1. Get all biosamples where soil_horizon exists and the geo_loc_name has "Colorado" in the name¶

The first step in answering how the taxonomic distribution of contigs differ by soil layer is to get a list of all the biosamples that have metadata for soil_horizon and a string matching "Colorado, Rocky Moutains" for the geo_loc_name. Using the Python package 'nmdc_api_utilities', we can use the get_record_by_filter function to do this. We first need create a BiosampleSearch object to search across the "biosample_set" collections. More information regarding the nmdc_api_utilities package can be found here. We then create a mongo-like filter of {"soil_horizon":{"$exists": true}, "geo_loc_name.has_raw_value": {"$regex": "Colorado"}}, a maximum page size of 100, and specifying that we want three fields returned id, soil_horizon, and geo_loc_name. Note that id is returned no matter what. Since we will be joining the results of multiple API requests with a field of id for different collections, we can change the name of the id key to be more explicit - calling it biosample_id instead. Finally, we convert the biosample results to a dataframe called biosample_df. Note that about 517 biosamples are returned.

In [4]:
from nmdc_api_utilities.biosample_search import BiosampleSearch
from nmdc_api_utilities.data_processing import DataProcessing
# Create a BiosampleSearch object
bs_client = BiosampleSearch(env=ENV)
# create a DataProcessing object
dp_client = DataProcessing()
# define the filter
filter = '{"soil_horizon":{"$exists": true}, "geo_loc_name.has_raw_value": {"$regex": "Colorado"}}'
# get the results
bs_results = bs_client.get_record_by_filter(filter=filter, fields="id,soil_horizon,geo_loc_name", max_page_size=100, all_pages=True)
# clarify names
for biosample in bs_results:
    biosample["biosample_id"] = biosample.pop("id")

# convert to df
biosample_df = dp_client.convert_to_df(bs_results)
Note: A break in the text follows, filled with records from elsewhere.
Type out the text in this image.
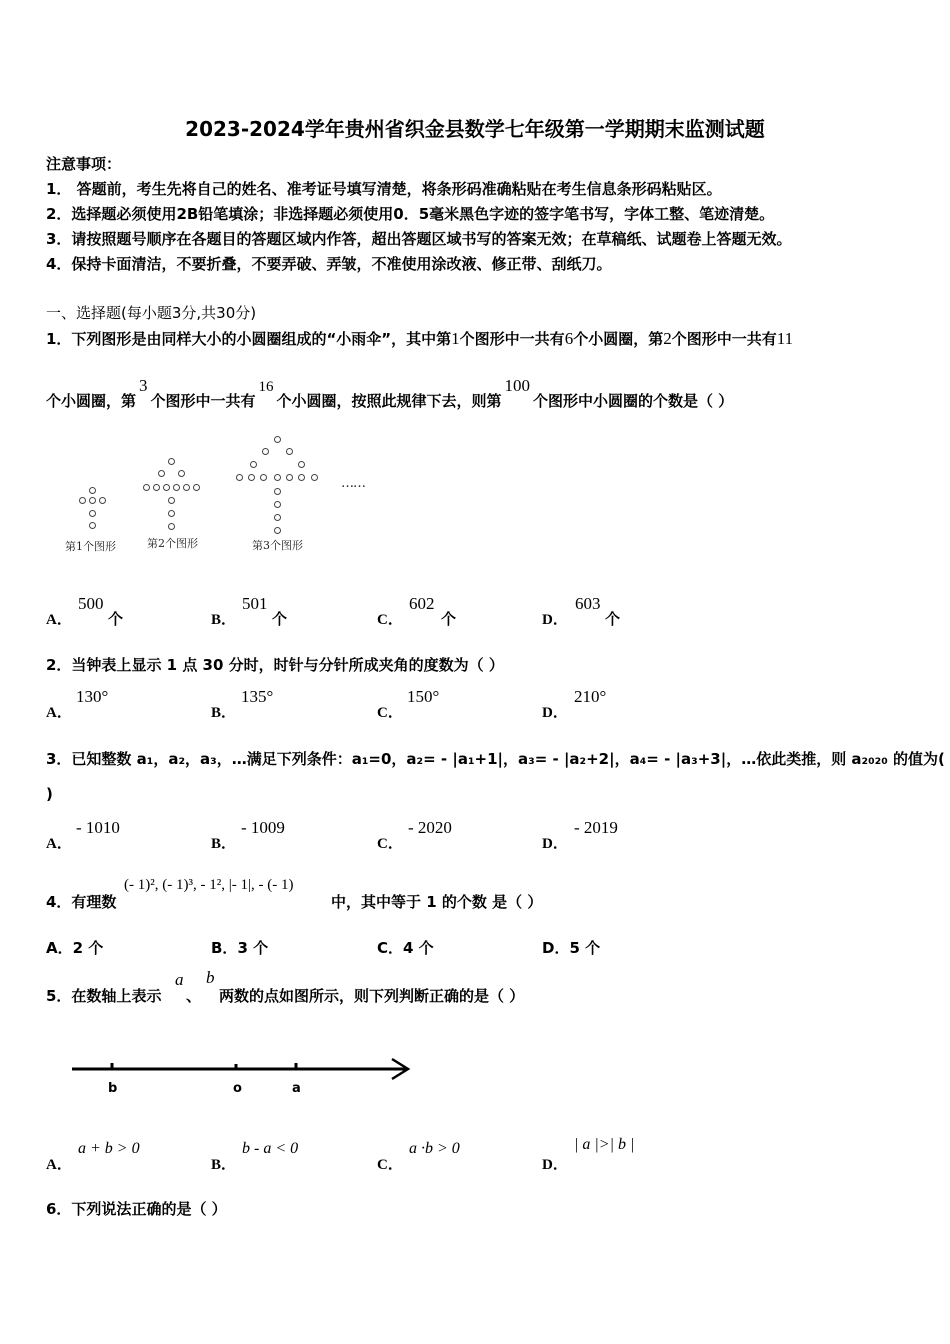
2023-2024学年贵州省织金县数学七年级第一学期期末监测试题
注意事项：
1． 答题前，考生先将自己的姓名、准考证号填写清楚，将条形码准确粘贴在考生信息条形码粘贴区。
2．选择题必须使用2B铅笔填涂；非选择题必须使用0．5毫米黑色字迹的签字笔书写，字体工整、笔迹清楚。
3．请按照题号顺序在各题目的答题区域内作答，超出答题区域书写的答案无效；在草稿纸、试题卷上答题无效。
4．保持卡面清洁，不要折叠，不要弄破、弄皱，不准使用涂改液、修正带、刮纸刀。
一、选择题(每小题3分,共30分)
1．下列图形是由同样大小的小圆圈组成的“小雨伞”，其中第1个图形中一共有6个小圆圈，第2个图形中一共有11
个小圆圈，第3个图形中一共有16个小圆圈，按照此规律下去，则第100个图形中小圆圈的个数是（ ）
第1个图形	第2个图形	第3个图形
……
A．
500
个	B．
501
个	C．
602
个	D．
603
个
2．当钟表上显示 1 点 30 分时，时针与分针所成夹角的度数为（ ）
A．
130°
B．
135°
C．
150°
D．
210°
3．已知整数 a₁，a₂，a₃，…满足下列条件：a₁=0，a₂= - |a₁+1|，a₃= - |a₂+2|，a₄= - |a₃+3|，…依此类推，则 a₂₀₂₀ 的值为(
)
A．
- 1010
B．
- 1009
C．
- 2020
D．
- 2019
4．有理数
(- 1)², (- 1)³, - 1², |- 1|, - (- 1)
中，其中等于 1 的个数 是（ ）
A．2 个	B．3 个	C．4 个	D．5 个
5．在数轴上表示
a
、
b
两数的点如图所示，则下列判断正确的是（ ）
b	o	a
A．
a + b > 0
B．
b - a < 0
C．
a ·b > 0
D．
| a |>| b |
6．下列说法正确的是（ ）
# Adjust geo_loc_name to not be a dictionary
biosample_df["geo_loc_name"] = biosample_df["geo_loc_name"].apply(lambda x: x.get("has_raw_value"))
biosample_df
Out[4]:
soil_horizon geo_loc_name biosample_id
0 M horizon USA: Colorado, Central Plains Experimental Range nmdc:bsm-11-00m15h97
1 M horizon USA: Colorado, Central Plains Experimental Range nmdc:bsm-11-06ta8e31
2 O horizon USA: Colorado, Rocky Mountains nmdc:bsm-11-06tgpb52
3 M horizon USA: Colorado, Central Plains Experimental Range nmdc:bsm-11-0asn5d63
4 M horizon USA: Colorado, North Sterling nmdc:bsm-11-0djp2e45
... ... ... ...
522 M horizon USA: Colorado, Central Plains Experimental Range nmdc:bsm-11-zhrzwh12
523 M horizon USA: Colorado, Niwot Ridge nmdc:bsm-11-zhzner35
524 O horizon USA: Colorado, Niwot Ridge nmdc:bsm-11-zjsrkd21
525 O horizon USA: Colorado, Niwot Ridge nmdc:bsm-11-zk6h3328
526 M horizon USA: Colorado, Niwot Ridge nmdc:bsm-11-znvc3c66

527 rows × 3 columns

2. Get all DataObjects that are related to the biosamples found in step 1.¶

We'll do this using the get_linked_instances_and_associate_ids function from the nmdc_api_utilities package.

In [5]:
# Now get all DataObjects linked to these biosamples
biosample_dataobject_dictionary = bs_client.get_linked_instances_and_associate_ids(
    ids=biosample_df["biosample_id"].tolist(),          # list of biosample ids
    types =["nmdc:DataObject"]                          # specify we want DataObjects only
    )

# The result is a dictionary with biosample ids as keys and list of linked DataObjects as values
print(f"Retrieved DataObjects for {len(biosample_dataobject_dictionary)} biosamples.")
Retrieved DataObjects for 506 biosamples.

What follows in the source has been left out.